C’est le document qui vous permettra d’exercer vos droits aux prestations chômage.

 

Son contenu est extrêmement important car il va déterminer le montant des allocations auquel vous serez en droit de prétendre. Il est prudent de bien l’examiner afin de pouvoir solliciter le cas échéant certaines modifications.

 

Vous n’avez pas à le signer. C’est un document unilatéralement établi par votre ancien employeur.

 

  • Le reçu pour solde de tout compte :

 

C’est un document établi par l’employeur qui fait l’inventaire des sommes versées lors de la rupture du contrat de travail.

 

L’employeur le remet en deux exemplaires et exige du salarié qu’il lui en retourne un après l’avoir signé.

 

Lorsque le salarié se déplace à l’entreprise pour aller chercher ces documents, l’employeur lui propose très souvent de lui remettre le chèque correspondant à la dernière paie sous réserve que le salarié signe ce « reçu pour solde de tout compte ».

 

Cette signature emporte un certain nombre de conséquences importantes.

 

Ainsi, en signant le reçu, vous reconnaissez avoir été rempli de vos droits pour les sommes qui y sont mentionnées.

 

Il est donc prudent d’opter pour l’une des deux alternatives :

 

  • Ou bien, vous ne signez le reçu qu’en apposant la mention avant votre signature : « reçu sous réserve de la vérification de mes droits »,

 

  • Ou bien, vous signez le reçu sans la mention précédente et vous adressez, avant l’expiration d’un délai de 6 mois à compter de sa signature, une lettre recommandée avec accusé de réception aux termes de laquelle vous « dénoncez » le reçu que vous avez signé.
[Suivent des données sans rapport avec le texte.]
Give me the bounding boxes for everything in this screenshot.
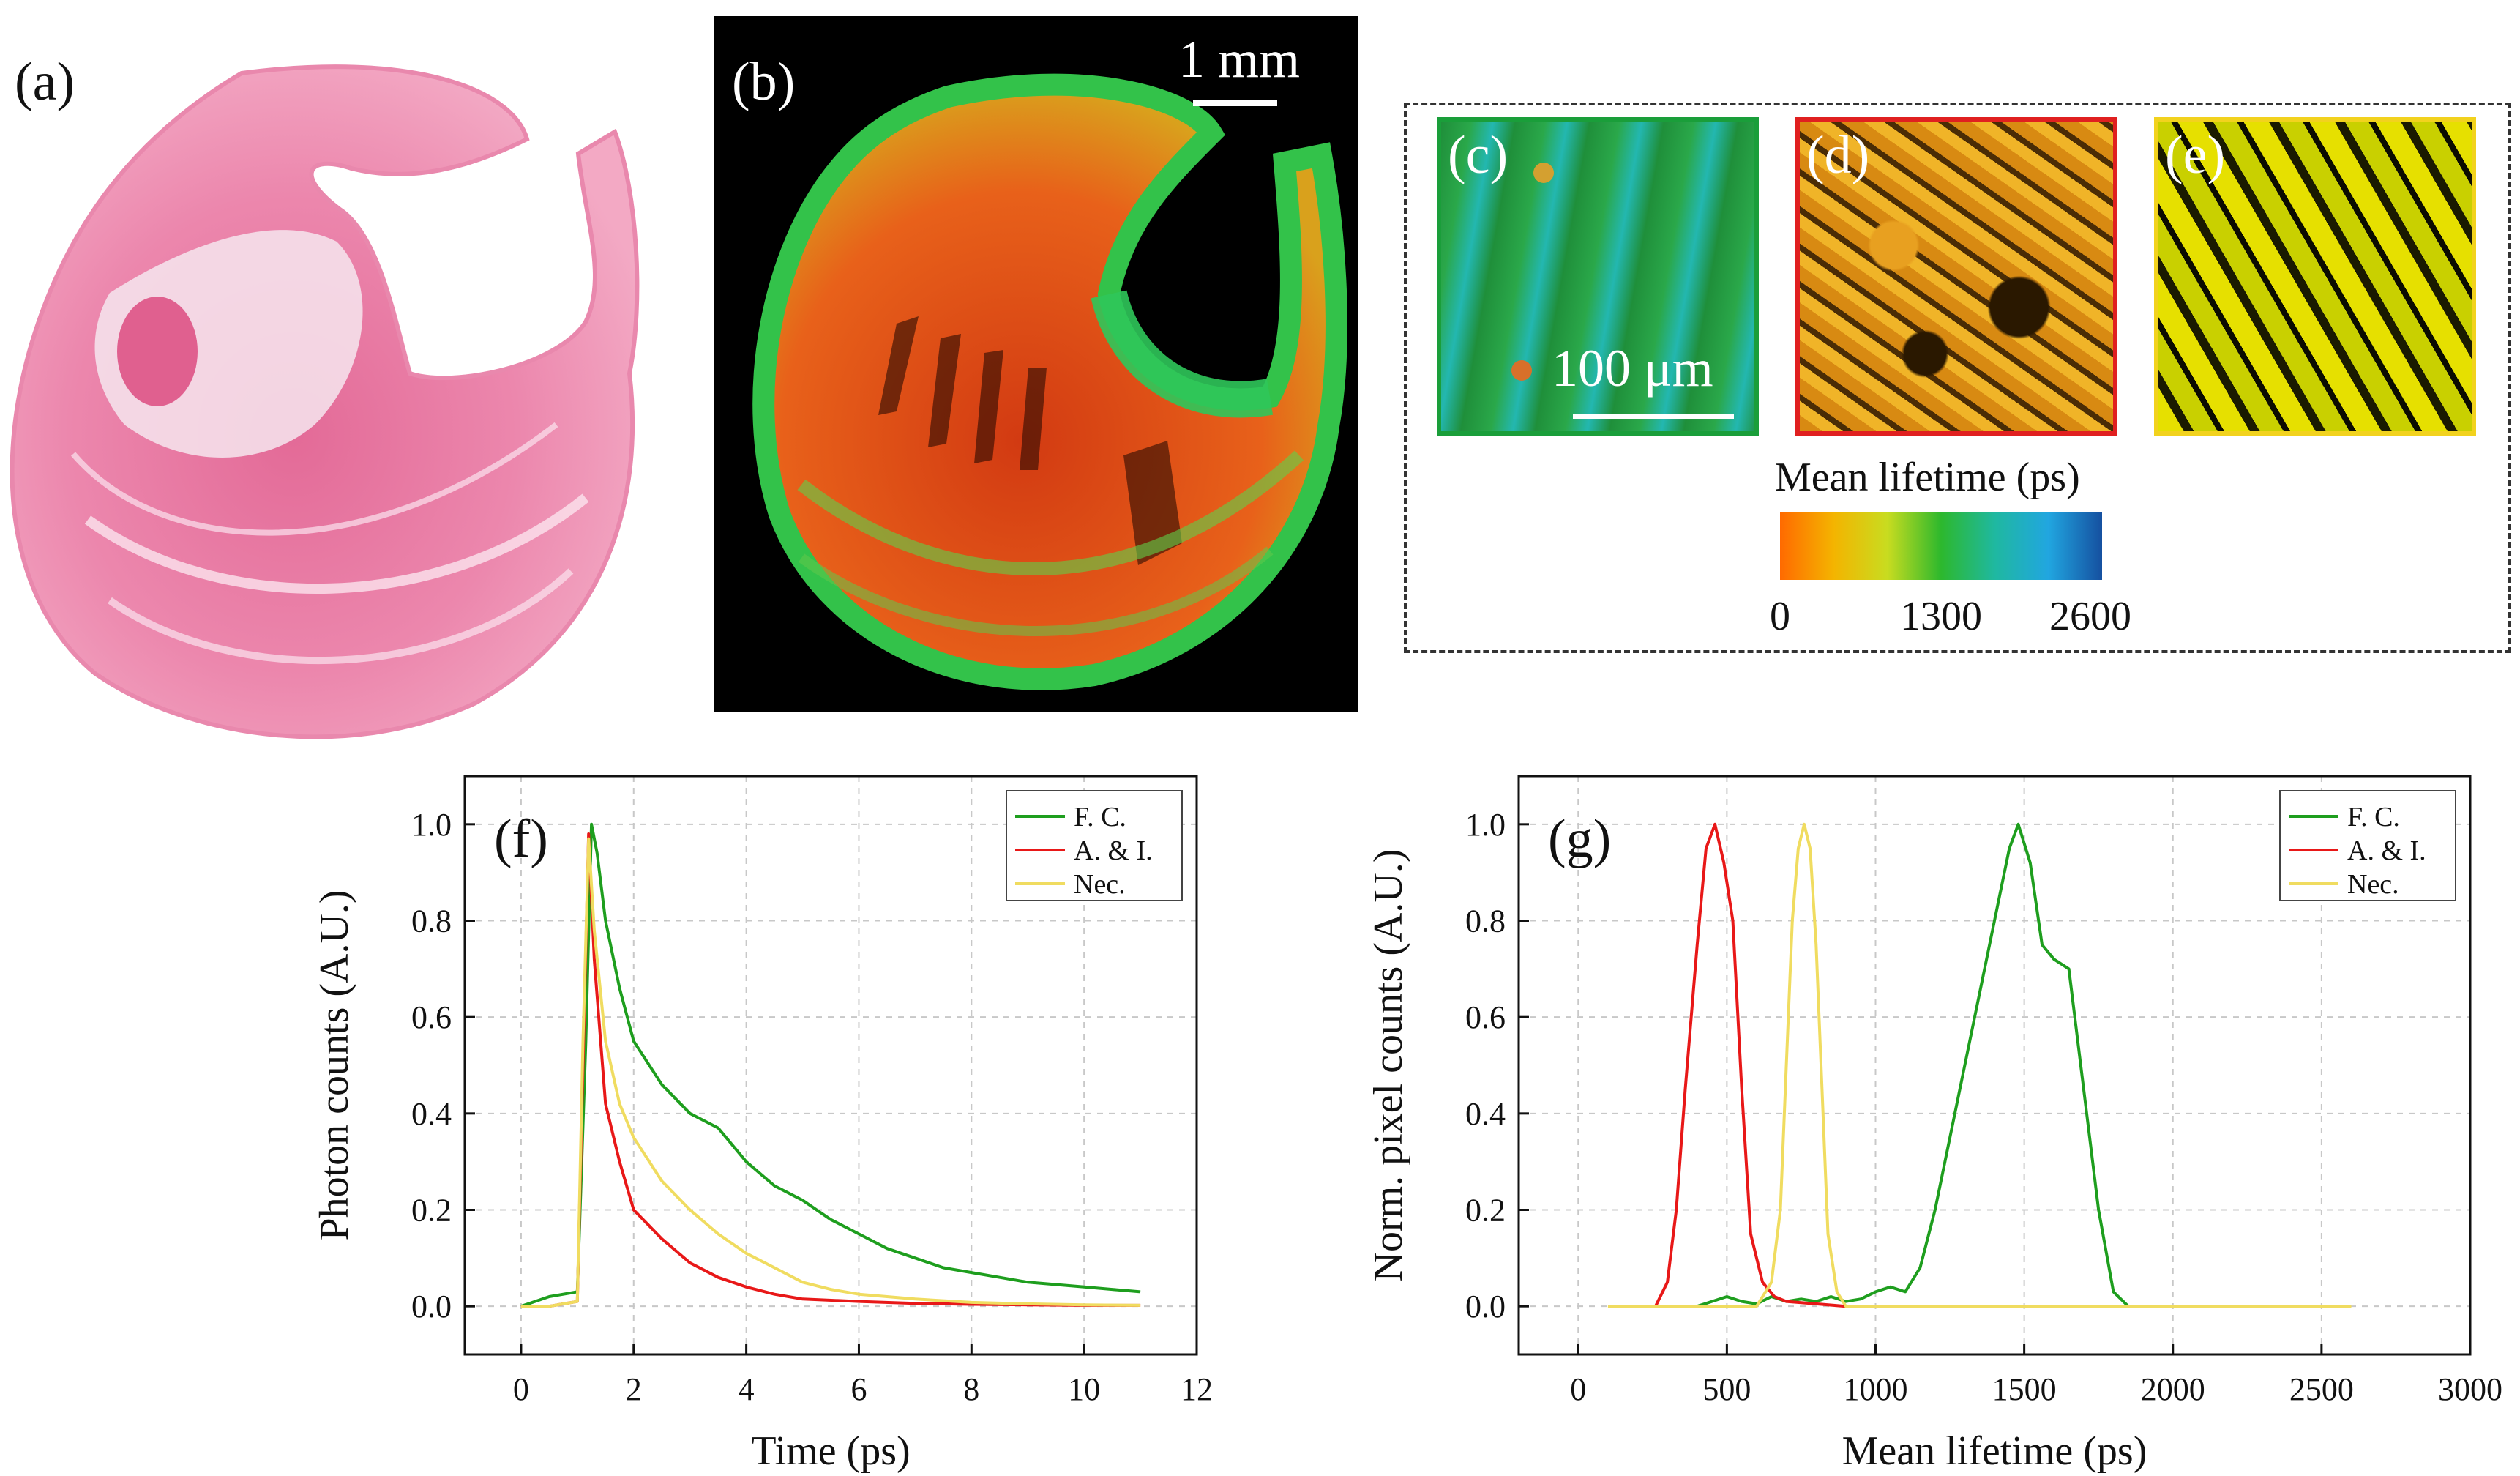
legend-label-0: F. C. — [1074, 802, 1126, 832]
y-axis-label: Photon counts (A.U.) — [312, 890, 357, 1240]
inset-box — [1404, 102, 2511, 653]
panel-label-d: (d) — [1806, 125, 1870, 185]
x-tick-label-4: 2000 — [2141, 1371, 2205, 1407]
panel-label-b: (b) — [732, 52, 796, 112]
y-tick-label-3: 0.6 — [411, 999, 452, 1035]
x-axis-label: Mean lifetime (ps) — [1842, 1428, 2147, 1474]
y-tick-label-2: 0.4 — [411, 1096, 452, 1132]
scalebar-b-label: 1 mm — [1178, 30, 1301, 89]
legend-label-0: F. C. — [2347, 802, 2400, 832]
y-tick-label-4: 0.8 — [1465, 903, 1506, 939]
legend-label-2: Nec. — [2347, 869, 2399, 900]
panel-a-image — [0, 44, 673, 754]
x-tick-label-3: 1500 — [1992, 1371, 2057, 1407]
y-tick-label-1: 0.2 — [411, 1193, 452, 1229]
y-tick-label-4: 0.8 — [411, 903, 452, 939]
chart-f: 0 2 4 6 8 10 12 0.0 0.2 0.4 0.6 0.8 1.0 Time (ps) Phot… — [312, 775, 1213, 1474]
series-line-0 — [520, 822, 1141, 1308]
tile-c — [1437, 117, 1759, 436]
panel-label-e: (e) — [2165, 125, 2226, 185]
plot-frame — [463, 775, 1198, 1356]
y-tick-label-5: 1.0 — [411, 807, 452, 843]
y-tick-label-3: 0.6 — [1465, 999, 1506, 1035]
x-tick-label-5: 10 — [1068, 1371, 1100, 1407]
colorbar-tick-0: 0 — [1770, 594, 1790, 639]
series-line-2 — [1607, 822, 2352, 1308]
series-line-1 — [520, 832, 1141, 1308]
panel-b-image — [714, 16, 1358, 712]
scalebar-c-line — [1573, 414, 1734, 419]
x-tick-label-5: 2500 — [2289, 1371, 2354, 1407]
x-tick-label-2: 1000 — [1844, 1371, 1908, 1407]
tile-e — [2154, 117, 2476, 436]
scalebar-c-label: 100 μm — [1552, 339, 1713, 398]
x-tick-label-1: 2 — [626, 1371, 642, 1407]
colorbar-tick-2600: 2600 — [2049, 594, 2131, 639]
x-axis-label: Time (ps) — [751, 1428, 910, 1474]
y-tick-label-1: 0.2 — [1465, 1193, 1506, 1229]
tile-d — [1795, 117, 2117, 436]
panel-label-c: (c) — [1448, 125, 1508, 185]
scalebar-b-line — [1193, 100, 1277, 106]
tile-c-illustration — [1511, 163, 1734, 419]
x-tick-label-6: 12 — [1181, 1371, 1213, 1407]
y-tick-label-2: 0.4 — [1465, 1096, 1506, 1132]
legend-label-1: A. & I. — [1074, 835, 1153, 866]
x-tick-label-4: 8 — [963, 1371, 979, 1407]
series-line-2 — [520, 837, 1141, 1308]
x-tick-label-0: 0 — [513, 1371, 529, 1407]
x-tick-label-0: 0 — [1570, 1371, 1586, 1407]
plot-frame — [1517, 775, 2472, 1356]
colorbar-tick-1300: 1300 — [1900, 594, 1982, 639]
legend-label-1: A. & I. — [2347, 835, 2426, 866]
series-line-1 — [1637, 822, 1876, 1308]
panel-label-a: (a) — [15, 52, 75, 112]
legend-label-2: Nec. — [1074, 869, 1126, 900]
x-tick-label-6: 3000 — [2438, 1371, 2502, 1407]
series-line-0 — [1697, 822, 2144, 1308]
panel-label-chart: (f) — [494, 809, 548, 869]
y-tick-label-0: 0.0 — [1465, 1289, 1506, 1324]
he-section-illustration — [10, 64, 640, 739]
flim-section-illustration — [752, 73, 1347, 690]
colorbar-title: Mean lifetime (ps) — [1775, 455, 2080, 500]
colorbar-bar — [1780, 512, 2102, 580]
y-tick-label-0: 0.0 — [411, 1289, 452, 1324]
x-tick-label-1: 500 — [1702, 1371, 1751, 1407]
x-tick-label-3: 6 — [850, 1371, 867, 1407]
y-axis-label: Norm. pixel counts (A.U.) — [1366, 849, 1411, 1281]
panel-label-chart: (g) — [1548, 809, 1611, 869]
chart-g: 0 500 1000 1500 2000 2500 3000 0.0 0.2 0.4 0.6 0.8 1… — [1366, 775, 2502, 1474]
y-tick-label-5: 1.0 — [1465, 807, 1506, 843]
x-tick-label-2: 4 — [739, 1371, 755, 1407]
Cette lettre n’a pas à être motivée.

 

  • A quel moment ces documents me sont-ils remis et puis-je encaisser le chèque qui y est joint même si je conteste son montant et/ou la rupture de mon contrat ?

 

Ces trois documents vous sont remis à l’occasion de la rupture de votre contrat de travail, à l’expiration de votre préavis, bien souvent avec votre dernier bulletin de paie.

 

Ces documents sont « quérables » et non « portables» : cela signifie que votre ancien employeur a l’obligation de les établir et de les tenir à votre disposition.

 

Il n’a pas l’obligation de vous les adresser.

 

Une fois remis, vous conserverez ces documents car ils pourront vous être demandés à l’occasion de certaines démarches administratives et notamment pour faire valoir vos droits à prestations chômage si vous n’avez pas retrouvé un emploi.

 

Vous pouvez parfaitement encaisser le chèque joint à ces documents et qui emporte paiement de votre dernier salaire et indemnités même si vous en contestez le montant et/ou que vous souhaitez contester la rupture de votre contrat de travail.

 

  • Je ne souhaite pas retourner dans l’entreprise pour aller chercher ces documents :

 

Votre employeur n’est obligé de vous adresser les documents sociaux de fin de contrat que s’il est dans l’impossibilité de vous le remettre ou si vous avez justifié de votre impossibilité de vous déplacer pour les chercher.

 

Si donc votre employeur ne vous les adresse pas spontanément, vous pouvez les obtenir en lui adressant un courrier (recommandé avec accusé de réception), afin de lui demander de vous les adresser en expliquant que vous êtes dans l’impossibilité de vous déplacer dans l’entreprise.

 

Il sera prudent, dans ce courrier, de contester les motifs de la rupture de votre contrat de travail et de faire valoir vos droits qui n’auraient pas été respectés : le droit à la formation professionnelle, le droit au paiement de l’intégralité des éléments de paie, le droit au reclassement, …

 

  • Puis-je contester la rupture de mon contrat de travail même si je signe le reçu pour solde de toute compte.

 

Quel que soit le mode de rupture de votre contrat de travail (licenciement disciplinaire, économique, ou pour insuffisance professionnelle, rupture conventionnelle, démission), il est toujours possible de faire valoir vos droits.

 

En saisissant le Conseil de Prud’hommes, vous pouvez revendiquer le paiement des sommes qui vous sont dues au titre de l’exécution du contrat de travail. Les demandes peuvent être multiples.

 

Vous pouvez également solliciter des dommages et intérêts en réparation de votre préjudice consécutif à la rupture de votre contrat.

 

Le licenciement sera déclaré abusif, la rupture conventionnelle pourra être annulée, la démission sera requalifiée en licenciement abusif…

 

Souvenez-vous que :

 

  • vous n’êtes pas obligé de signer le reçu,

 

  • en le signant, vous ne reconnaissez avoir été rempli de vos droits que pour les sommes qui y sont mentionnées,

 

  • vous avez la possibilité de le dénoncer par LRAR dans un délai de 6 mois à compter de sa signature,

 

Pour être acteur de votre vie professionnelle (dans un contexte législatif qui tend à restreindre vos droits à la justice par la réduction des délais de prescription) il est essentiel d’être bien conseillé afin de pouvoir préparer au mieux la défense de vos intérêts.

 

Nous consulter, c’est agir, pour ne pas subir.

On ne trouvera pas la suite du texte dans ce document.